Americans pride ourselves on having the best quality of life, the best political and economic system, the best future for our children. But does that mean our union is perfect? Now, more than ever in my baby-boomer lifetime, it seems urgent to ask ourselves some tough questions.

Why is it that many basic goods like electric power are provided by private, profit-making companies? Why are essential services like public education being gobbled up by wealthy entrepreneurs? Is it because the private sector always operates more efficiently and cheaply than the public sector? Or is it because benevolent-sounding “public-private partnerships” can pick off public infrastructure starved by tax cuts to benefit Big Business?

A case in point: the Rockland-area school district is struggling to provide a decent education, while the state of Maine spent nearly $25 million this year on nine private charter schools accountable to out-of-state corporations. Our former governor cut taxes for the wealthy, ignored the state mandate to fund public schools and enthusiastically handed a big chunk of our education budget to politically connected cronies. Enabling legislation was backed by the American Legislative Exchange Council, a Koch brothers group that pushes state-level policy favoring privatization and reduced regulation. It was written by a for-profit Virginia company called K12Inc.

According to the Portland Press-Herald, K12Inc’s Maine Virtual Academy has a 49 percent graduation rate and a 33 percent absentee rate, far worse than most public schools. While Maine spends $12,197 per pupil for traditional public education, the cost per pupil at charter schools ranges from $6,895 to $10,662. They’re skimping on everything from teachers to toilet paper.

K12Inc must have a healthy bottom line, since it funneled $19,000 to the LePage reelection campaign through the Republican Governors Association PAC. Some call this crony capitalism; I call it an outrage. Our students deserve better than to be used as cash cows.

Then there’s electric power. We’ve heard all we need to hear about how CMP has ripped us off, failed to provide adequate repairs, raised our rates and treated us like annoyances, not customers. We’ve also learned how much it has spent on lobbyists in Augusta, how much it has contributed to political campaigns, and how it has exerted influence over the PUC. But of course, money is speech.

Something is seriously wrong here. Is this really what we want for Maine, and for America?

Scott Nearing was a much-beloved economist, thinker, writer and “back-to-the-lander” who lived out many of his 100 years in Brooksville. He was prescient when he wrote in 1949: “Step by step, the economy has passed from individual to corporate ownership. Year by year the stranglehold of Big Business has tightened on the economy and on the country, until a point has been reached at which a rich, powerful minority owns, controls and dominates the American scene.”

But wait, you say, isn’t the private sector more efficient than a bloated public works program, inevitably full of those lazy, shifty public employees? Well, no. According to a 2014 study by the British Public Service Research Institute, “The results are remarkably consistent across all sectors and all forms of privatization; there is no empirical evidence that the private sector is intrinsically more efficient.” A host of privatization studies done in developing and developed nations alike comes up with the same conclusion: the idea of greater efficiency in the private sector is a myth.
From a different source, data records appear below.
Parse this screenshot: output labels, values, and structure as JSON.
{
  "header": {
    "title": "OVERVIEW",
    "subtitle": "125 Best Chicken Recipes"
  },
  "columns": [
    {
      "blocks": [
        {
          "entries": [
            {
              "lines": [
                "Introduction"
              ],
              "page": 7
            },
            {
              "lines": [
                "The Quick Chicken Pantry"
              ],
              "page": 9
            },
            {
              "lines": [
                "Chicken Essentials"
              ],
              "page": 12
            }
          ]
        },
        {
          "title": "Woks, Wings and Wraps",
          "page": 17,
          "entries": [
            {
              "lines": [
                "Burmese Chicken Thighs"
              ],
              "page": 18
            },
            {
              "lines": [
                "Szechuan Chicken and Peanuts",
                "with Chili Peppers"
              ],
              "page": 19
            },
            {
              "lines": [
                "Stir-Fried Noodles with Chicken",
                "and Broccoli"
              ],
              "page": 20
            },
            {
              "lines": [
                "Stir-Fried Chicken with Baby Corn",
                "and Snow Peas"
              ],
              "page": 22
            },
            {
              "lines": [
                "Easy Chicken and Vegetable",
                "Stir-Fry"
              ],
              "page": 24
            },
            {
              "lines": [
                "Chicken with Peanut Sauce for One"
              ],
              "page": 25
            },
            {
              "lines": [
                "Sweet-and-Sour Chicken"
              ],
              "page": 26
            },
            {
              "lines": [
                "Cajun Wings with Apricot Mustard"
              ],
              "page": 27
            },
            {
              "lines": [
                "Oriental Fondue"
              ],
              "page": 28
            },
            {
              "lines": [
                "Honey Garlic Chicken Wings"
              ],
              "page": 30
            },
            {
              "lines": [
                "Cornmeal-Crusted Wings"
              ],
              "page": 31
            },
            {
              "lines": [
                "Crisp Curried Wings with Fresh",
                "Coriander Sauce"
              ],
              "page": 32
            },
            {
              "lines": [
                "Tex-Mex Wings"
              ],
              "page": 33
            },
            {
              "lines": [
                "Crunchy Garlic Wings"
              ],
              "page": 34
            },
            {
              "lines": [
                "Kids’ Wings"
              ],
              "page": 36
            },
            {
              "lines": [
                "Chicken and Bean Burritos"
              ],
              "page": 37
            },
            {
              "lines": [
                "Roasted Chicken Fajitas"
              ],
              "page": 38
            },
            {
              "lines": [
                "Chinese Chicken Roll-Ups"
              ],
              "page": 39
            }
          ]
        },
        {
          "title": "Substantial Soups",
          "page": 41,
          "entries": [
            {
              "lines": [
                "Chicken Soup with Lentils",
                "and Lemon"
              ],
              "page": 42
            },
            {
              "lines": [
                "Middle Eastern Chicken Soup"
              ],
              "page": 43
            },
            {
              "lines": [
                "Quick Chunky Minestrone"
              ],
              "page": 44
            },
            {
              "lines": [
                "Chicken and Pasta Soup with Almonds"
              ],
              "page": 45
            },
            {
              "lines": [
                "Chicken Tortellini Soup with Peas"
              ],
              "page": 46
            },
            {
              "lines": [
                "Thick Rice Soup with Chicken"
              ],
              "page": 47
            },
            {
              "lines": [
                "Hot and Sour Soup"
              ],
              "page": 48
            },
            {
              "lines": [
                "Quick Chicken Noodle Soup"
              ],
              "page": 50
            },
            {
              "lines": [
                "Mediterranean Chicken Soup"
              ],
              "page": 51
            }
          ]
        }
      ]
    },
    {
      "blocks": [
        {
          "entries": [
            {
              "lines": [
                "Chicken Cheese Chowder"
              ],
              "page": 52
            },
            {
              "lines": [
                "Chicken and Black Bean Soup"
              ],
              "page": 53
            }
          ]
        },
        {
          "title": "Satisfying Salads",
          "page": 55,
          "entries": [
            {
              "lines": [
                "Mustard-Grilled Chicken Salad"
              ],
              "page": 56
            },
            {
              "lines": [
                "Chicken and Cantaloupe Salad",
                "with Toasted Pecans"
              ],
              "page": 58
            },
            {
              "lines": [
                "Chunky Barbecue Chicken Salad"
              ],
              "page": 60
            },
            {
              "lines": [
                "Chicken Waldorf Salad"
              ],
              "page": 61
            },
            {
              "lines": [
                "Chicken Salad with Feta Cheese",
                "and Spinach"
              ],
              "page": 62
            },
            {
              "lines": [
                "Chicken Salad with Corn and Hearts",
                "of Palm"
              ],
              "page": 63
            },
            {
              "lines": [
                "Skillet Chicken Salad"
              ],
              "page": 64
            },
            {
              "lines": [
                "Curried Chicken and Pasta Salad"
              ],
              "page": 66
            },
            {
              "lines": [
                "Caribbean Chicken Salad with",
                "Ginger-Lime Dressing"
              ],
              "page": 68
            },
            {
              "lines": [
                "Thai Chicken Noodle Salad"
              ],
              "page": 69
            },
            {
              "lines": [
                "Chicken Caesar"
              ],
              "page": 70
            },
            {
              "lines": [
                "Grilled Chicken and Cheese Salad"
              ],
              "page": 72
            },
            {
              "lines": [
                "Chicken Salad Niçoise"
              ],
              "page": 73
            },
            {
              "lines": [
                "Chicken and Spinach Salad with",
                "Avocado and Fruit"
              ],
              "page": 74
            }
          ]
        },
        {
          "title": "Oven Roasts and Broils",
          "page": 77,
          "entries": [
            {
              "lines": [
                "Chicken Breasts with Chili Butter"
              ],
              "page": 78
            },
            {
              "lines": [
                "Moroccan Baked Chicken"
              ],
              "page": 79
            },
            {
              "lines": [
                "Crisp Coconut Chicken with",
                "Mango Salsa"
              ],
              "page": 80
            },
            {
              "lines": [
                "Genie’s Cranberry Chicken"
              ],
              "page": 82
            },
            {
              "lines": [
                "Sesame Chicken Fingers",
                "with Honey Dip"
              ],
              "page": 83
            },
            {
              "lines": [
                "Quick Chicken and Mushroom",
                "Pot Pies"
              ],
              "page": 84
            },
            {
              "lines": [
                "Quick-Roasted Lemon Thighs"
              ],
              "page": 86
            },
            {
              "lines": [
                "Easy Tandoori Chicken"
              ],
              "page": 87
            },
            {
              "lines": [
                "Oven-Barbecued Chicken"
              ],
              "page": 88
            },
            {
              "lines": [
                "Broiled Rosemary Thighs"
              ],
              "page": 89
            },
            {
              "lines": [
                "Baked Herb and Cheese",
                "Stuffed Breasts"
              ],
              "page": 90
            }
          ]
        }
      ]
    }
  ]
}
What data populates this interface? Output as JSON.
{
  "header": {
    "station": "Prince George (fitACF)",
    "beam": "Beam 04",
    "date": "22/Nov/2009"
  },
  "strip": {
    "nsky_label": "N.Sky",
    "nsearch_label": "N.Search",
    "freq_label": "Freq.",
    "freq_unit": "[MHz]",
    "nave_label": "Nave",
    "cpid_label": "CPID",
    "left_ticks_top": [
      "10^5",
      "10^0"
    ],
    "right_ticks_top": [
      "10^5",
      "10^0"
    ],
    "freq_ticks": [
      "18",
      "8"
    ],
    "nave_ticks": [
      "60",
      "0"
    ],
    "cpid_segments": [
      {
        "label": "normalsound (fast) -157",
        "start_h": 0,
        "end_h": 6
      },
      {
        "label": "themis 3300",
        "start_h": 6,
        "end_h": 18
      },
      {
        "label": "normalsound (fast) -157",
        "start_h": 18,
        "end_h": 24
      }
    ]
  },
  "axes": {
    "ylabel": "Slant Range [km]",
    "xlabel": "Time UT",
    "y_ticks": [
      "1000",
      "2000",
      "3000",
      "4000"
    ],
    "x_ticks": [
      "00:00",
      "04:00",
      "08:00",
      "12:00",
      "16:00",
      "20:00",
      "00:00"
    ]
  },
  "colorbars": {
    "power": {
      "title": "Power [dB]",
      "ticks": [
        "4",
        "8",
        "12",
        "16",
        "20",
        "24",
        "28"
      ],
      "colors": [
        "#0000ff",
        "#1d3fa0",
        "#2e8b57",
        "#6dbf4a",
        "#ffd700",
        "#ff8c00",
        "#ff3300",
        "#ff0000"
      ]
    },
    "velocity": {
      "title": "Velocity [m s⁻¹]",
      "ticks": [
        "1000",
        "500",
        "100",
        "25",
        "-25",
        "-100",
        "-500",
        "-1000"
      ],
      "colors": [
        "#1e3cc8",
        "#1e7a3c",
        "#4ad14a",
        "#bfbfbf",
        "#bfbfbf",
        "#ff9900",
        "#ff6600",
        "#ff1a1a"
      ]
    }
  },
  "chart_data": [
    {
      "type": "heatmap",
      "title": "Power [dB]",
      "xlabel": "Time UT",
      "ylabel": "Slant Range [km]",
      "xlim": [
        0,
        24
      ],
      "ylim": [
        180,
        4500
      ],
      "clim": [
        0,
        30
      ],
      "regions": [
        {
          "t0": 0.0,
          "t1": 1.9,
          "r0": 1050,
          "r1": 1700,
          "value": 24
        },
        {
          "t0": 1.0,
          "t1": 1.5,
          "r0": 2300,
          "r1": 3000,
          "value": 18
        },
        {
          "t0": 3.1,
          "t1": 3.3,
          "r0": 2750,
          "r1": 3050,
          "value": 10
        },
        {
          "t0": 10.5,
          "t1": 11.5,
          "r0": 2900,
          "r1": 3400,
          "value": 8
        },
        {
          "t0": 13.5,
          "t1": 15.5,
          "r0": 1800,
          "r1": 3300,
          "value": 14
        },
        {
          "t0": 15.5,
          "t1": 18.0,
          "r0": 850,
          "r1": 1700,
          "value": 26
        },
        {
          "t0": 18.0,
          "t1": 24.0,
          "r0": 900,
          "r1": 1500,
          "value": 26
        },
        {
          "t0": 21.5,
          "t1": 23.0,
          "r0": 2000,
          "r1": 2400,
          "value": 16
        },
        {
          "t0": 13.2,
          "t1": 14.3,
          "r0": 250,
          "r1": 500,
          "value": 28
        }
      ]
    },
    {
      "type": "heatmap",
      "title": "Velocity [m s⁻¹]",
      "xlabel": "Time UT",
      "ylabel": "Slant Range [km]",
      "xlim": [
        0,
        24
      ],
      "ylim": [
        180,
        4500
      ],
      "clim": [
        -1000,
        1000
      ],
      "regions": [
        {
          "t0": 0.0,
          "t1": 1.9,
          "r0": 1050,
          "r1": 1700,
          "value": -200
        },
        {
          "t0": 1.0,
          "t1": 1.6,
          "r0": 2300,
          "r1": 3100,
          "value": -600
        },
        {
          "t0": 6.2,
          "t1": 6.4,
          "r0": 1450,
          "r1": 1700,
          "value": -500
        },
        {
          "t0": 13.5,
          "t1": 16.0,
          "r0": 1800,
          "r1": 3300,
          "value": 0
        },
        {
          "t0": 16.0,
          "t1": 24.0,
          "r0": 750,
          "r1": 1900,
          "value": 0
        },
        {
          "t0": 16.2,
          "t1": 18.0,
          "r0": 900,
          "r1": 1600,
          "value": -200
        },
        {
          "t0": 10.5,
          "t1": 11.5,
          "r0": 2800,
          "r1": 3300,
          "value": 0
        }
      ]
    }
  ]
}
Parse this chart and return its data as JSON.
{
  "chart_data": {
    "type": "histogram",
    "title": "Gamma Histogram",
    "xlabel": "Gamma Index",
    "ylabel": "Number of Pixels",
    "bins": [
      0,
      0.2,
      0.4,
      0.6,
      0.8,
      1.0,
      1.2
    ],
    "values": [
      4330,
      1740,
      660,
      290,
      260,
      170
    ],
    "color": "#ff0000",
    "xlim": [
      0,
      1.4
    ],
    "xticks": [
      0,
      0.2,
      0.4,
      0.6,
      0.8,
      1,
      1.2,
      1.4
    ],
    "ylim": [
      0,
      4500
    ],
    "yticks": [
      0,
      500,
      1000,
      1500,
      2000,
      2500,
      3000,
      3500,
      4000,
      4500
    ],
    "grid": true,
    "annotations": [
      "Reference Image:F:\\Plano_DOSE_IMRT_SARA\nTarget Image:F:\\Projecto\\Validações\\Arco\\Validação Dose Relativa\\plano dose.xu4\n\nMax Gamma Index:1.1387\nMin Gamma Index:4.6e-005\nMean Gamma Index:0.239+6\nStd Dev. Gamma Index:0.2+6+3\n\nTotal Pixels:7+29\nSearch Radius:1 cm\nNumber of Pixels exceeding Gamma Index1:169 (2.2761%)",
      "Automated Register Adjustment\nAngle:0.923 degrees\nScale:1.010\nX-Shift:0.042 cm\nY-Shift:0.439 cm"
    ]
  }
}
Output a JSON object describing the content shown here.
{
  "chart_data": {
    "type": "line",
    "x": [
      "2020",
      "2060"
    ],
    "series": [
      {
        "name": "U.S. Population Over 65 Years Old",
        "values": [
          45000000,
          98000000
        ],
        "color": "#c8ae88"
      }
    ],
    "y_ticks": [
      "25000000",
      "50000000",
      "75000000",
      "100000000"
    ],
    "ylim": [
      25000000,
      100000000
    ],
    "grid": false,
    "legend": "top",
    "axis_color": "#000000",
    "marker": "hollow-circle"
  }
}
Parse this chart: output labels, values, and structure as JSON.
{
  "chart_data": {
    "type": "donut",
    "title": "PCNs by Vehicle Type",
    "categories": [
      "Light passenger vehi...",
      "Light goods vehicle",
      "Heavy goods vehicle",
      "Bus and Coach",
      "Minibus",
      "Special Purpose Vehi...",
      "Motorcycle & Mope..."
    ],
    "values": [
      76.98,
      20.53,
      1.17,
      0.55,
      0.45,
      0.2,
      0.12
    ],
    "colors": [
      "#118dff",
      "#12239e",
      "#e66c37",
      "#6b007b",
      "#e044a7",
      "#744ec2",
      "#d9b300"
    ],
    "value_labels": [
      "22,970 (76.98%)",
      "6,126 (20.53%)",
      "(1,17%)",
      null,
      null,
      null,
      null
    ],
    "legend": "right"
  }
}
Nearing makes a lot of sense when he calls for “the collective public ownership and administration of those parts of the economy which are of common concern to the community as a whole.” His reasoning goes like this: “The interests of the individuals who own the commerce are inherently opposed to those who are working to produce profit for the owners. So there is an inherent conflict between those who own for a living, and those who work for a living. The owner class knows this conflict poses an existential threat to their future. So, every time they’re being challenged or they predict that they will be challenged, they try to divert public attention to a different perceived threat.”

Those words ring as true today as they did in the post-World War II years. Back then, even President Dwight Eisenhower had to say that the interstate highway system was a national security measure so that he wouldn’t be called a socialist.

I think there are a lot worse things to be called.